We seem to be heading into the future with Gamera vs Zigra, which opens with an attack on a Japanese Moon Base by an unidentified alien spacecraft. Yet we’re soon on Earth and in the then-present day (of 1971), to the now familiar, still bizarre, strains of the Gamera March. 

We’re introduced to a group of kids, all children of Kamogawa Sea World employees, intercut with footage of the playful Orcas putting on a show in captivity at the resort. Soon enough, we see the spacecraft from the prologue landing in the ocean; true to form for the series, the alien vessel has a wonderfully bizarre and colourful design – and a green-and-silver clad female inhabitant whose intentions are clearly nefarious. She’s soon causing earthquakes around the world in order to demonstrate the scientific superiority of her people and demand the surrender of Earth’s people – but guess who turns up to deal with the destructive extra-terrestrial visitor? That’s right, rocket-powered friend to all children: Gamera! 

There’s an admirably ecological message in Gamera vs Zigra, which is pretty much a first for the series – the films are usually fairly unconcerned with the destruction that is wrought by Gamera, his enemies and even the humans. Here, however, the motivations of the ocean-dwelling aliens and footage of fish being sold at markets give this film a lot more subtext than is normally expected from the incredibly silly and bizarre Gamera series. That’s not to say that the film isn’t daft in this instance – it absolutely is very silly indeed – but it’s refreshing that it does at least try to have a message this time. It’s heavy-handedly delivered by the end of the film though, for all intents and purposes delivered explicitly at the audience – as if we hadn’t already worked out the not-exactly-underlying message for ourselves by that point. 

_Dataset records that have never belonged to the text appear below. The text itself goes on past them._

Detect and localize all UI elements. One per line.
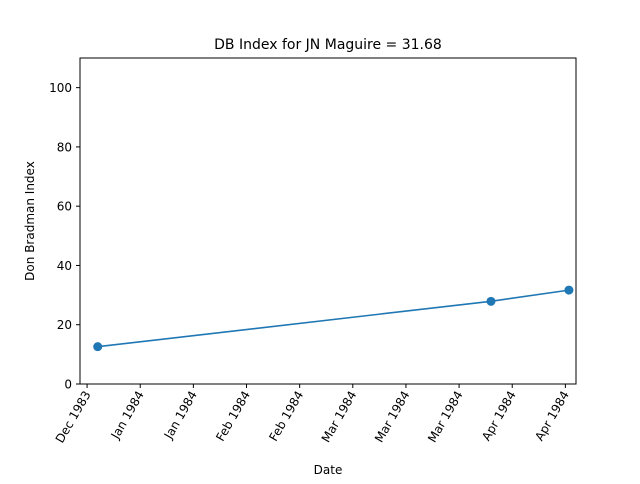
y-axis-label: Don Bradman Index (23, 161, 37, 281)
data-point (93, 342, 103, 352)
y-tick-label: 40 (57, 259, 72, 273)
y-tick-label: 80 (57, 140, 72, 154)
y-tick-label: 100 (49, 81, 72, 95)
y-tick-label: 0 (64, 378, 72, 392)
chart-title: DB Index for JN Maguire = 31.68 (214, 37, 442, 53)
plot-area-frame (79, 57, 577, 385)
x-axis-label: Date (314, 463, 343, 477)
y-axis-ticks: 0 20 40 60 80 100 (49, 81, 80, 392)
series-layer (93, 285, 574, 352)
y-tick-label: 20 (57, 318, 72, 332)
y-tick-label: 60 (57, 200, 72, 214)
data-point (564, 285, 574, 295)
data-point (486, 296, 496, 306)
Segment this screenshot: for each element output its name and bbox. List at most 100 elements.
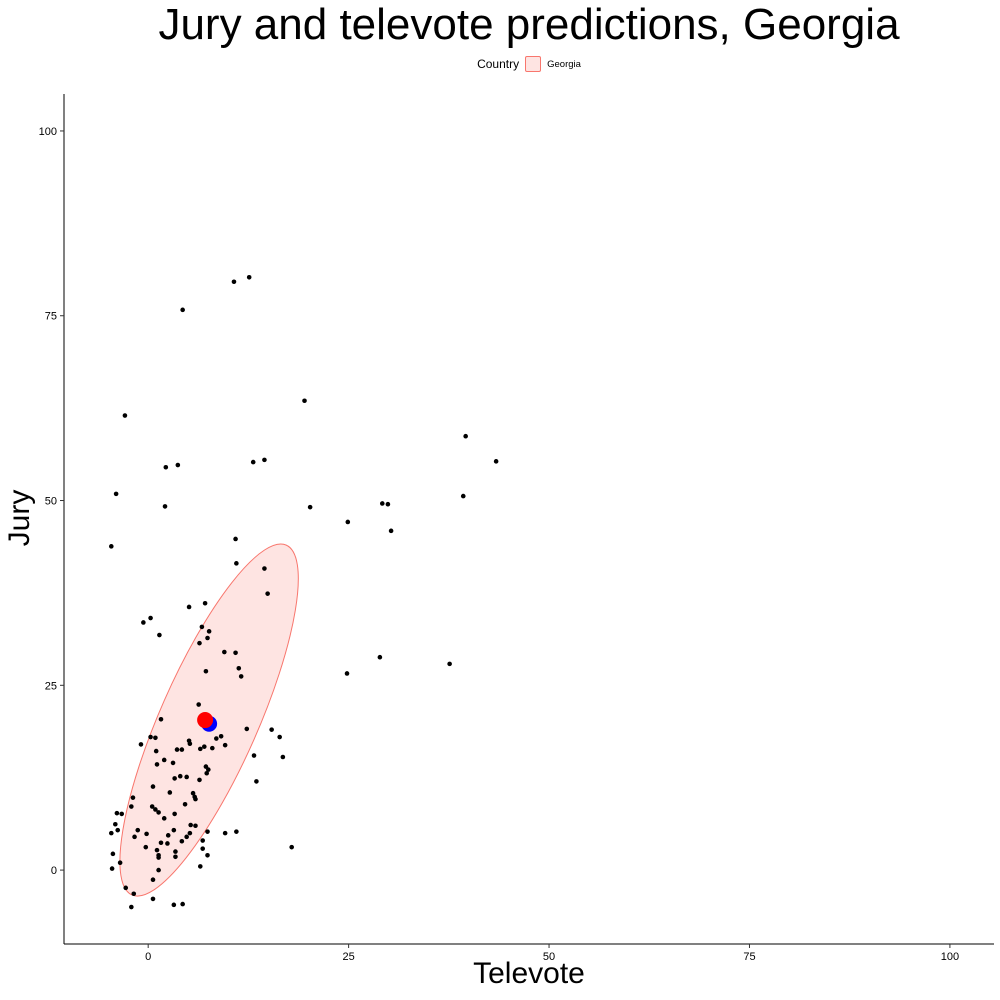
scatter-point <box>132 834 137 840</box>
scatter-point <box>196 702 201 707</box>
scatter-point <box>222 742 228 748</box>
scatter-point <box>119 811 125 817</box>
scatter-point <box>246 275 252 280</box>
scatter-point <box>210 745 215 751</box>
scatter-point <box>173 854 178 860</box>
scatter-point <box>244 726 250 732</box>
scatter-point <box>202 600 208 606</box>
scatter-point <box>193 823 198 829</box>
y-tick-label: 75 <box>45 311 57 323</box>
scatter-point <box>170 760 176 766</box>
scatter-point <box>202 744 207 749</box>
scatter-point <box>167 790 173 795</box>
scatter-point <box>165 833 171 838</box>
scatter-point <box>122 413 128 418</box>
scatter-point <box>158 717 164 722</box>
scatter-point <box>187 741 193 746</box>
x-tick-label: 0 <box>145 951 151 963</box>
scatter-point <box>345 519 351 525</box>
scatter-point <box>251 753 257 758</box>
scatter-point <box>236 666 242 671</box>
scatter-point <box>250 459 256 465</box>
scatter-point <box>175 462 181 468</box>
y-tick-label: 50 <box>45 496 57 508</box>
scatter-point <box>199 624 205 630</box>
scatter-point <box>206 767 211 772</box>
scatter-point <box>114 810 120 816</box>
scatter-point <box>463 433 468 439</box>
scatter-point <box>377 654 383 660</box>
legend-swatch-georgia <box>525 56 542 72</box>
scatter-point <box>109 544 114 549</box>
scatter-point <box>162 504 168 509</box>
scatter-point <box>173 849 178 854</box>
scatter-point <box>447 661 452 667</box>
scatter-point <box>131 891 137 897</box>
scatter-point <box>187 830 193 836</box>
scatter-point <box>109 830 114 836</box>
scatter-point <box>154 762 160 767</box>
scatter-point <box>234 829 239 834</box>
scatter-point <box>280 754 286 760</box>
scatter-point <box>205 829 210 834</box>
scatter-point <box>165 841 170 846</box>
scatter-point <box>269 727 274 732</box>
scatter-point <box>460 493 466 499</box>
scatter-point <box>129 804 134 809</box>
scatter-point <box>113 491 119 497</box>
scatter-point <box>163 464 169 470</box>
legend: Country Georgia <box>0 56 1000 72</box>
scatter-point <box>197 640 202 646</box>
x-tick-label: 100 <box>941 951 959 963</box>
scatter-point <box>182 802 188 807</box>
scatter-point <box>130 795 136 800</box>
scatter-point <box>115 827 121 833</box>
x-tick-label: 50 <box>543 951 555 963</box>
x-tick-label: 25 <box>342 951 354 963</box>
scatter-point <box>150 784 156 789</box>
scatter-point <box>109 866 115 871</box>
scatter-point <box>205 635 210 641</box>
legend-label-georgia: Georgia <box>547 58 581 70</box>
scatter-point <box>138 742 144 747</box>
scatter-point <box>307 504 313 510</box>
scatter-point <box>141 620 146 625</box>
scatter-point <box>265 591 270 596</box>
y-tick-label: 25 <box>45 680 57 692</box>
y-axis-label: Jury <box>3 489 36 547</box>
scatter-point <box>150 896 156 902</box>
scatter-point <box>179 747 185 752</box>
scatter-point <box>238 674 244 679</box>
scatter-point <box>205 853 210 858</box>
scatter-point <box>157 632 162 638</box>
scatter-point <box>197 777 202 783</box>
scatter-point <box>186 604 192 610</box>
scatter-point <box>493 459 499 464</box>
scatter-point <box>214 736 219 741</box>
mean-point-red <box>197 712 214 729</box>
scatter-point <box>153 748 159 754</box>
scatter-point <box>233 536 238 542</box>
scatter-point <box>262 566 267 571</box>
scatter-point <box>161 816 167 821</box>
scatter-point <box>218 734 224 739</box>
scatter-point <box>231 279 237 285</box>
y-tick-label: 100 <box>39 126 57 138</box>
scatter-point <box>222 830 228 836</box>
x-axis-label: Televote <box>473 957 585 990</box>
legend-title: Country <box>477 57 520 71</box>
scatter-point <box>158 840 164 846</box>
scatter-point <box>117 860 123 865</box>
scatter-point <box>200 838 205 843</box>
scatter-point <box>188 822 193 828</box>
scatter-point <box>129 904 134 910</box>
scatter-point <box>113 821 118 827</box>
scatter-point <box>197 864 203 869</box>
scatter-point <box>123 885 129 891</box>
x-tick-label: 75 <box>743 951 755 963</box>
scatter-point <box>110 851 116 857</box>
scatter-point <box>289 844 294 850</box>
scatter-point <box>171 902 177 908</box>
scatter-point <box>179 838 185 844</box>
scatter-point <box>156 867 161 873</box>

There seems to be a lot of stock footage, which sadly sits awkwardly alongside the charmingly quaint and endearing model work. Gamera seems notably absent for much of the proceedings, oddly – at times it doesn’t even feel like a kaiju movie at all. We don’t even get another kaiju until around 50 minutes in – but it’s a good one! Gamera faves off against a creature that looks like a beaker, armour plated shark – and they have a characteristically daft tussle that starts underwater, but somehow leads to the creature becoming a biped on land; even by Gamera movie standards, it’s a weird one. By the climactic fight – which sees Gamera playing a tune on his enemy’s fins and then dancing – it’s become even more so. 

Still, despite its utterly bizarre moments, the ecological message and goblin shark-esque design of the antagonist marks this entry out as one of the most unusual (yep, unusual even by the standards of the Gamera films). By this stage in the series, it’s odd that the film makers suddenly decided to grow an ecological conscience – but the attempt at injecting a message into the trademark silly monster wrestling is an admirable one at least.